QUESTION: With column data such as in the rossman notebook, does the model know the names of the columns? Does it make use of the fact one column is next to another? I’m curious how the model puts the columns in context. Could you just put the columns in any order and it will find the correct relations?
I’m modifying the rossman notebook to look at atoms of elements in compounds and each atom has an X, Y, Z, number. I’ll try to make it so the model isn’t looking for a time sequence.
Anyways, That’s 80 atoms and each X, Y, and Z is in its own cell with Atom_1_X, Atom_2_X, etc.
I don’t remember seeing anything like this in the course.


(Sam Lloyd) #17

It isn’t a change, it’s just using a different method. It’s really useful to look at the source code of the library, particularly if you’re not sure how something is working (it’s all here)

It makes no difference whatever order you put them in, so it won’t matter. The neural network learns the relationships between columns

80 atoms and each X, Y, and Z is in its own cell with Atom_1_X, Atom_2_X, etc.

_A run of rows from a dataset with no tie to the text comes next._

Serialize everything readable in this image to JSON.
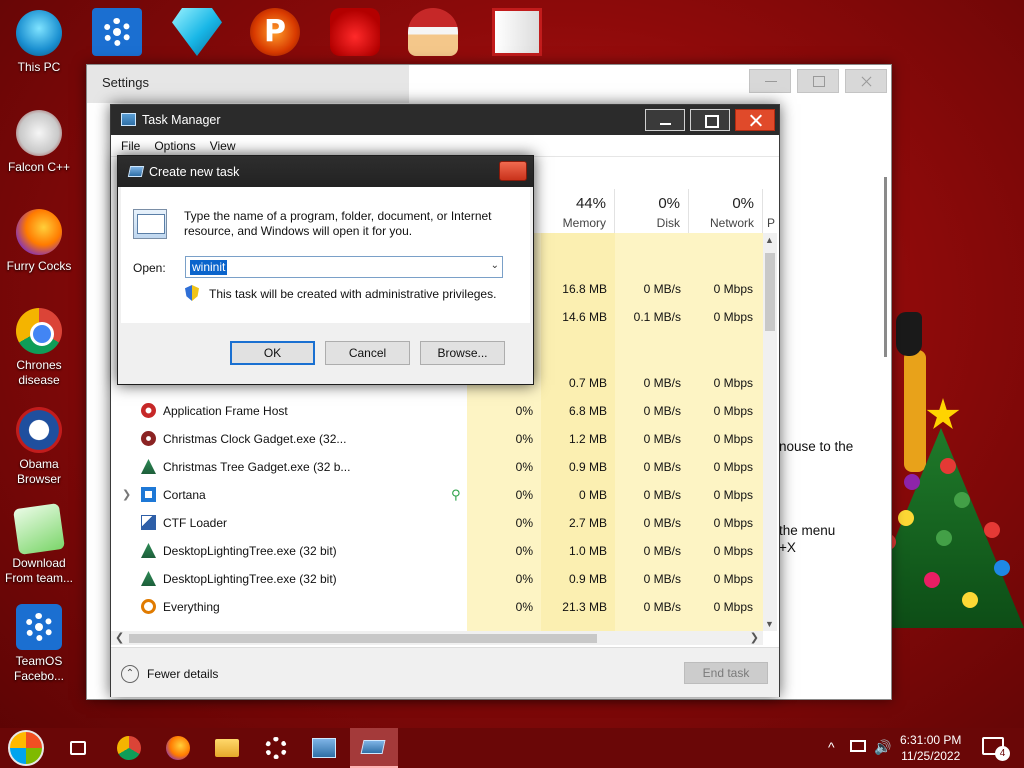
{
  "desktop": {
    "left_icons": [
      {
        "label": "This PC",
        "icon": "this-pc-icon"
      },
      {
        "label": "Falcon C++",
        "icon": "falcon-icon"
      },
      {
        "label": "Furry Cocks",
        "icon": "firefox-icon"
      },
      {
        "label": "Chrones disease",
        "icon": "chrome-icon"
      },
      {
        "label": "Obama Browser",
        "icon": "obama-icon"
      },
      {
        "label": "Download From team...",
        "icon": "notepad-icon"
      },
      {
        "label": "TeamOS Facebo...",
        "icon": "gear-icon"
      }
    ],
    "top_icons": [
      "gear-icon",
      "diamond-icon",
      "p-badge-icon",
      "angry-bird-icon",
      "santa-icon",
      "door-icon"
    ],
    "top_icon_p": "P"
  },
  "settings": {
    "title": "Settings",
    "partial_text_1": "nouse to the",
    "partial_text_2": "the menu",
    "partial_text_3": "+X"
  },
  "task_manager": {
    "title": "Task Manager",
    "menu": [
      "File",
      "Options",
      "View"
    ],
    "columns": {
      "memory": {
        "pct": "44%",
        "label": "Memory"
      },
      "disk": {
        "pct": "0%",
        "label": "Disk"
      },
      "network": {
        "pct": "0%",
        "label": "Network"
      },
      "p_label": "P"
    },
    "partial_rows": [
      {
        "memory": "16.8 MB",
        "disk": "0 MB/s",
        "network": "0 Mbps"
      },
      {
        "memory": "14.6 MB",
        "disk": "0.1 MB/s",
        "network": "0 Mbps"
      },
      {
        "memory": "0.7 MB",
        "disk": "0 MB/s",
        "network": "0 Mbps"
      }
    ],
    "processes": [
      {
        "name": "Application Frame Host",
        "cpu": "0%",
        "memory": "6.8 MB",
        "disk": "0 MB/s",
        "network": "0 Mbps"
      },
      {
        "name": "Christmas Clock Gadget.exe (32...",
        "cpu": "0%",
        "memory": "1.2 MB",
        "disk": "0 MB/s",
        "network": "0 Mbps"
      },
      {
        "name": "Christmas Tree Gadget.exe (32 b...",
        "cpu": "0%",
        "memory": "0.9 MB",
        "disk": "0 MB/s",
        "network": "0 Mbps"
      },
      {
        "name": "Cortana",
        "cpu": "0%",
        "memory": "0 MB",
        "disk": "0 MB/s",
        "network": "0 Mbps"
      },
      {
        "name": "CTF Loader",
        "cpu": "0%",
        "memory": "2.7 MB",
        "disk": "0 MB/s",
        "network": "0 Mbps"
      },
      {
        "name": "DesktopLightingTree.exe (32 bit)",
        "cpu": "0%",
        "memory": "1.0 MB",
        "disk": "0 MB/s",
        "network": "0 Mbps"
      },
      {
        "name": "DesktopLightingTree.exe (32 bit)",
        "cpu": "0%",
        "memory": "0.9 MB",
        "disk": "0 MB/s",
        "network": "0 Mbps"
      },
      {
        "name": "Everything",
        "cpu": "0%",
        "memory": "21.3 MB",
        "disk": "0 MB/s",
        "network": "0 Mbps"
      }
    ],
    "fewer_details": "Fewer details",
    "end_task": "End task"
  },
  "run_dialog": {
    "title": "Create new task",
    "message": "Type the name of a program, folder, document, or Internet resource, and Windows will open it for you.",
    "open_label": "Open:",
    "open_value": "wininit",
    "admin_note": "This task will be created with administrative privileges.",
    "ok": "OK",
    "cancel": "Cancel",
    "browse": "Browse..."
  },
  "taskbar": {
    "time": "6:31:00 PM",
    "date": "11/25/2022",
    "notification_count": "4",
    "tray_glyphs": {
      "chevron": "^",
      "speaker": "🔊"
    }
  },
  "colors": {
    "wallpaper": "#a81212",
    "taskbar": "#6a0707",
    "cpu_highlight": "#fdf4c4",
    "selection": "#0a64cc"
  }
}
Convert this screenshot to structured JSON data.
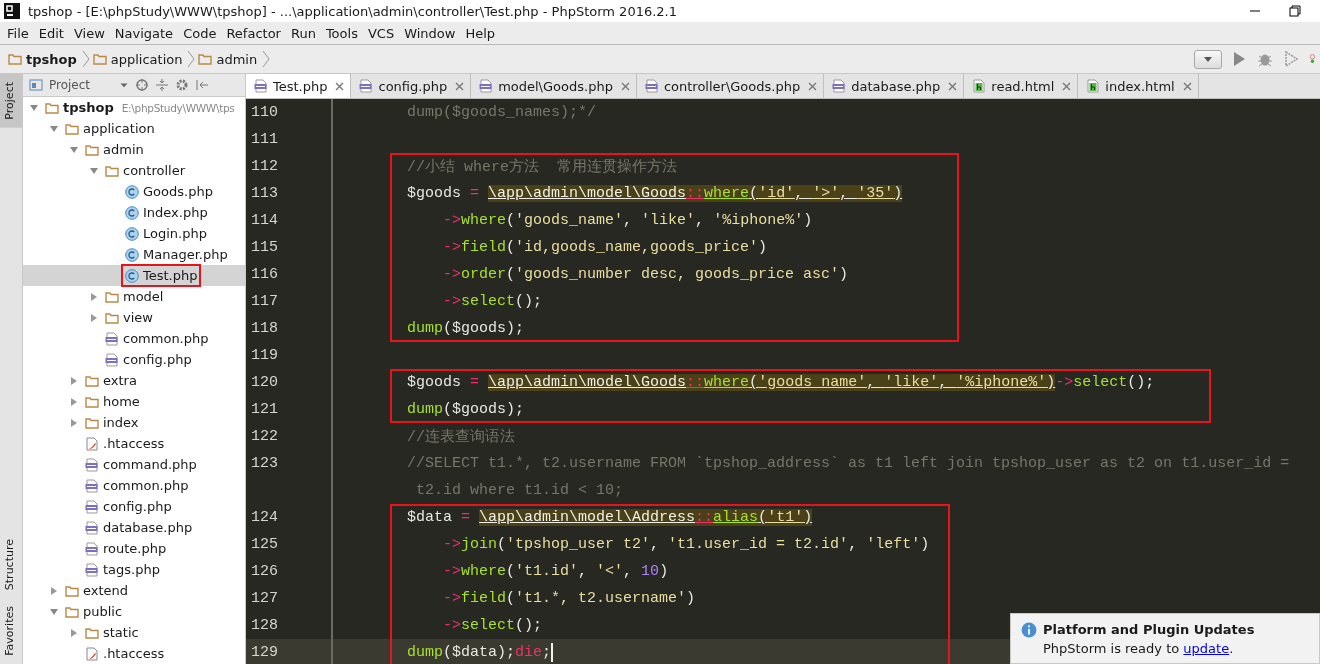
{
  "window": {
    "title": "tpshop - [E:\\phpStudy\\WWW\\tpshop] - ...\\application\\admin\\controller\\Test.php - PhpStorm 2016.2.1"
  },
  "menu": [
    "File",
    "Edit",
    "View",
    "Navigate",
    "Code",
    "Refactor",
    "Run",
    "Tools",
    "VCS",
    "Window",
    "Help"
  ],
  "breadcrumb": [
    {
      "label": "tpshop",
      "bold": true
    },
    {
      "label": "application",
      "bold": false
    },
    {
      "label": "admin",
      "bold": false
    }
  ],
  "tool_windows": {
    "top": [
      {
        "label": "Project",
        "selected": true
      }
    ],
    "bottom": [
      {
        "label": "Structure",
        "selected": false
      },
      {
        "label": "Favorites",
        "selected": false
      }
    ]
  },
  "project_panel": {
    "title": "Project",
    "tree": [
      {
        "label": "tpshop",
        "hint": "E:\\phpStudy\\WWW\\tps",
        "kind": "folder",
        "expanded": true,
        "selected": false,
        "annotated": false,
        "children": [
          {
            "label": "application",
            "kind": "folder",
            "expanded": true,
            "selected": false,
            "annotated": false,
            "children": [
              {
                "label": "admin",
                "kind": "folder",
                "expanded": true,
                "selected": false,
                "annotated": false,
                "children": [
                  {
                    "label": "controller",
                    "kind": "folder",
                    "expanded": true,
                    "selected": false,
                    "annotated": false,
                    "children": [
                      {
                        "label": "Goods.php",
                        "kind": "class",
                        "selected": false,
                        "annotated": false
                      },
                      {
                        "label": "Index.php",
                        "kind": "class",
                        "selected": false,
                        "annotated": false
                      },
                      {
                        "label": "Login.php",
                        "kind": "class",
                        "selected": false,
                        "annotated": false
                      },
                      {
                        "label": "Manager.php",
                        "kind": "class",
                        "selected": false,
                        "annotated": false
                      },
                      {
                        "label": "Test.php",
                        "kind": "class",
                        "selected": true,
                        "annotated": true
                      }
                    ]
                  },
                  {
                    "label": "model",
                    "kind": "folder",
                    "expanded": false,
                    "selected": false,
                    "annotated": false
                  },
                  {
                    "label": "view",
                    "kind": "folder",
                    "expanded": false,
                    "selected": false,
                    "annotated": false
                  },
                  {
                    "label": "common.php",
                    "kind": "php",
                    "selected": false,
                    "annotated": false
                  },
                  {
                    "label": "config.php",
                    "kind": "php",
                    "selected": false,
                    "annotated": false
                  }
                ]
              },
              {
                "label": "extra",
                "kind": "folder",
                "expanded": false,
                "selected": false,
                "annotated": false
              },
              {
                "label": "home",
                "kind": "folder",
                "expanded": false,
                "selected": false,
                "annotated": false
              },
              {
                "label": "index",
                "kind": "folder",
                "expanded": false,
                "selected": false,
                "annotated": false
              },
              {
                "label": ".htaccess",
                "kind": "htaccess",
                "selected": false,
                "annotated": false
              },
              {
                "label": "command.php",
                "kind": "php",
                "selected": false,
                "annotated": false
              },
              {
                "label": "common.php",
                "kind": "php",
                "selected": false,
                "annotated": false
              },
              {
                "label": "config.php",
                "kind": "php",
                "selected": false,
                "annotated": false
              },
              {
                "label": "database.php",
                "kind": "php",
                "selected": false,
                "annotated": false
              },
              {
                "label": "route.php",
                "kind": "php",
                "selected": false,
                "annotated": false
              },
              {
                "label": "tags.php",
                "kind": "php",
                "selected": false,
                "annotated": false
              }
            ]
          },
          {
            "label": "extend",
            "kind": "folder",
            "expanded": false,
            "selected": false,
            "annotated": false
          },
          {
            "label": "public",
            "kind": "folder",
            "expanded": true,
            "selected": false,
            "annotated": false,
            "children": [
              {
                "label": "static",
                "kind": "folder",
                "expanded": false,
                "selected": false,
                "annotated": false
              },
              {
                "label": ".htaccess",
                "kind": "htaccess",
                "selected": false,
                "annotated": false
              }
            ]
          }
        ]
      }
    ]
  },
  "tabs": [
    {
      "label": "Test.php",
      "kind": "php",
      "selected": true
    },
    {
      "label": "config.php",
      "kind": "php",
      "selected": false
    },
    {
      "label": "model\\Goods.php",
      "kind": "php",
      "selected": false
    },
    {
      "label": "controller\\Goods.php",
      "kind": "php",
      "selected": false
    },
    {
      "label": "database.php",
      "kind": "php",
      "selected": false
    },
    {
      "label": "read.html",
      "kind": "html",
      "selected": false
    },
    {
      "label": "index.html",
      "kind": "html",
      "selected": false
    }
  ],
  "editor": {
    "sections": [
      {
        "boxed": false,
        "lines": [
          {
            "number": "110",
            "current": false,
            "tokens": [
              {
                "text": "dump($goods_names);*/",
                "kind": "comment"
              }
            ]
          },
          {
            "number": "111",
            "current": false
          }
        ]
      },
      {
        "boxed": true,
        "lines": [
          {
            "number": "112",
            "current": false,
            "tokens": [
              {
                "text": "//小结 where方法  常用连贯操作方法",
                "kind": "comment"
              }
            ]
          },
          {
            "number": "113",
            "current": false,
            "tokens": [
              {
                "text": "$goods ",
                "kind": "text"
              },
              {
                "text": "= ",
                "kind": "op"
              },
              {
                "text": "\\app\\admin\\model\\Goods",
                "kind": "ref",
                "highlighted": true
              },
              {
                "text": "::",
                "kind": "op",
                "highlighted": true
              },
              {
                "text": "where",
                "kind": "fn",
                "highlighted": true
              },
              {
                "text": "(",
                "kind": "text",
                "highlighted": true
              },
              {
                "text": "'id'",
                "kind": "str",
                "highlighted": true
              },
              {
                "text": ", ",
                "kind": "text",
                "highlighted": true
              },
              {
                "text": "'>'",
                "kind": "str",
                "highlighted": true
              },
              {
                "text": ", ",
                "kind": "text",
                "highlighted": true
              },
              {
                "text": "'35'",
                "kind": "str",
                "highlighted": true
              },
              {
                "text": ")",
                "kind": "text",
                "highlighted": true
              }
            ]
          },
          {
            "number": "114",
            "current": false,
            "indented": true,
            "tokens": [
              {
                "text": "->",
                "kind": "op"
              },
              {
                "text": "where",
                "kind": "fn"
              },
              {
                "text": "(",
                "kind": "text"
              },
              {
                "text": "'goods_name'",
                "kind": "str"
              },
              {
                "text": ", ",
                "kind": "text"
              },
              {
                "text": "'like'",
                "kind": "str"
              },
              {
                "text": ", ",
                "kind": "text"
              },
              {
                "text": "'%iphone%'",
                "kind": "str"
              },
              {
                "text": ")",
                "kind": "text"
              }
            ]
          },
          {
            "number": "115",
            "current": false,
            "indented": true,
            "tokens": [
              {
                "text": "->",
                "kind": "op"
              },
              {
                "text": "field",
                "kind": "fn"
              },
              {
                "text": "(",
                "kind": "text"
              },
              {
                "text": "'id,goods_name,goods_price'",
                "kind": "str"
              },
              {
                "text": ")",
                "kind": "text"
              }
            ]
          },
          {
            "number": "116",
            "current": false,
            "indented": true,
            "tokens": [
              {
                "text": "->",
                "kind": "op"
              },
              {
                "text": "order",
                "kind": "fn"
              },
              {
                "text": "(",
                "kind": "text"
              },
              {
                "text": "'goods_number desc, goods_price asc'",
                "kind": "str"
              },
              {
                "text": ")",
                "kind": "text"
              }
            ]
          },
          {
            "number": "117",
            "current": false,
            "indented": true,
            "tokens": [
              {
                "text": "->",
                "kind": "op"
              },
              {
                "text": "select",
                "kind": "fn"
              },
              {
                "text": "();",
                "kind": "text"
              }
            ]
          },
          {
            "number": "118",
            "current": false,
            "tokens": [
              {
                "text": "dump",
                "kind": "fn"
              },
              {
                "text": "($goods);",
                "kind": "text"
              }
            ]
          }
        ]
      },
      {
        "boxed": false,
        "lines": [
          {
            "number": "119",
            "current": false
          }
        ]
      },
      {
        "boxed": true,
        "lines": [
          {
            "number": "120",
            "current": false,
            "tokens": [
              {
                "text": "$goods ",
                "kind": "text"
              },
              {
                "text": "= ",
                "kind": "op"
              },
              {
                "text": "\\app\\admin\\model\\Goods",
                "kind": "ref",
                "highlighted": true
              },
              {
                "text": "::",
                "kind": "op",
                "highlighted": true
              },
              {
                "text": "where",
                "kind": "fn",
                "highlighted": true
              },
              {
                "text": "(",
                "kind": "text",
                "highlighted": true
              },
              {
                "text": "'goods_name'",
                "kind": "str",
                "highlighted": true
              },
              {
                "text": ", ",
                "kind": "text",
                "highlighted": true
              },
              {
                "text": "'like'",
                "kind": "str",
                "highlighted": true
              },
              {
                "text": ", ",
                "kind": "text",
                "highlighted": true
              },
              {
                "text": "'%iphone%'",
                "kind": "str",
                "highlighted": true
              },
              {
                "text": ")",
                "kind": "text",
                "highlighted": true
              },
              {
                "text": "->",
                "kind": "op"
              },
              {
                "text": "select",
                "kind": "fn"
              },
              {
                "text": "();",
                "kind": "text"
              }
            ]
          },
          {
            "number": "121",
            "current": false,
            "tokens": [
              {
                "text": "dump",
                "kind": "fn"
              },
              {
                "text": "($goods);",
                "kind": "text"
              }
            ]
          }
        ]
      },
      {
        "boxed": false,
        "lines": [
          {
            "number": "122",
            "current": false,
            "tokens": [
              {
                "text": "//连表查询语法",
                "kind": "comment"
              }
            ]
          },
          {
            "number": "123",
            "current": false,
            "tokens": [
              {
                "text": "//SELECT t1.*, t2.username FROM `tpshop_address` as t1 left join tpshop_user as t2 on t1.user_id =",
                "kind": "comment"
              }
            ]
          },
          {
            "current": false,
            "tokens": [
              {
                "text": " t2.id where t1.id < 10;",
                "kind": "comment"
              }
            ]
          }
        ]
      },
      {
        "boxed": true,
        "lines": [
          {
            "number": "124",
            "current": false,
            "tokens": [
              {
                "text": "$data ",
                "kind": "text"
              },
              {
                "text": "= ",
                "kind": "op"
              },
              {
                "text": "\\app\\admin\\model\\Address",
                "kind": "ref",
                "highlighted": true
              },
              {
                "text": "::",
                "kind": "op",
                "highlighted": true
              },
              {
                "text": "alias",
                "kind": "fn",
                "highlighted": true
              },
              {
                "text": "(",
                "kind": "text",
                "highlighted": true
              },
              {
                "text": "'t1'",
                "kind": "str",
                "highlighted": true
              },
              {
                "text": ")",
                "kind": "text",
                "highlighted": true
              }
            ]
          },
          {
            "number": "125",
            "current": false,
            "indented": true,
            "tokens": [
              {
                "text": "->",
                "kind": "op"
              },
              {
                "text": "join",
                "kind": "fn"
              },
              {
                "text": "(",
                "kind": "text"
              },
              {
                "text": "'tpshop_user t2'",
                "kind": "str"
              },
              {
                "text": ", ",
                "kind": "text"
              },
              {
                "text": "'t1.user_id = t2.id'",
                "kind": "str"
              },
              {
                "text": ", ",
                "kind": "text"
              },
              {
                "text": "'left'",
                "kind": "str"
              },
              {
                "text": ")",
                "kind": "text"
              }
            ]
          },
          {
            "number": "126",
            "current": false,
            "indented": true,
            "tokens": [
              {
                "text": "->",
                "kind": "op"
              },
              {
                "text": "where",
                "kind": "fn"
              },
              {
                "text": "(",
                "kind": "text"
              },
              {
                "text": "'t1.id'",
                "kind": "str"
              },
              {
                "text": ", ",
                "kind": "text"
              },
              {
                "text": "'<'",
                "kind": "str"
              },
              {
                "text": ", ",
                "kind": "text"
              },
              {
                "text": "10",
                "kind": "num"
              },
              {
                "text": ")",
                "kind": "text"
              }
            ]
          },
          {
            "number": "127",
            "current": false,
            "indented": true,
            "tokens": [
              {
                "text": "->",
                "kind": "op"
              },
              {
                "text": "field",
                "kind": "fn"
              },
              {
                "text": "(",
                "kind": "text"
              },
              {
                "text": "'t1.*, t2.username'",
                "kind": "str"
              },
              {
                "text": ")",
                "kind": "text"
              }
            ]
          },
          {
            "number": "128",
            "current": false,
            "indented": true,
            "tokens": [
              {
                "text": "->",
                "kind": "op"
              },
              {
                "text": "select",
                "kind": "fn"
              },
              {
                "text": "();",
                "kind": "text"
              }
            ]
          },
          {
            "number": "129",
            "current": true,
            "tokens": [
              {
                "text": "dump",
                "kind": "fn"
              },
              {
                "text": "($data);",
                "kind": "text"
              },
              {
                "text": "die",
                "kind": "op"
              },
              {
                "text": ";",
                "kind": "text"
              }
            ]
          }
        ]
      }
    ]
  },
  "notification": {
    "title": "Platform and Plugin Updates",
    "text": "PhpStorm is ready to ",
    "link": "update",
    "after": "."
  }
}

Sounds interesting! Hope that it works


(gram) #18

Thanks for responses.
Very interesting that I can do chemical engineering by chucking it all into the model in random column order. What an age we live in.

More questions, and like I said, feel free to opt out of the questioning whenever…
After much gnashing of teeth I got what looks like some good predictions (that I haven’t submitted yet) for this Kaggle competition https://www.kaggle.com/c/nomad2018-predict-transparent-conductors/overview
(The predictions look like random numbers in a good range but the exp_rmspe seemed pretty stuck on 1.67 for some reason despite lots of training. I’ll keep tinkering.)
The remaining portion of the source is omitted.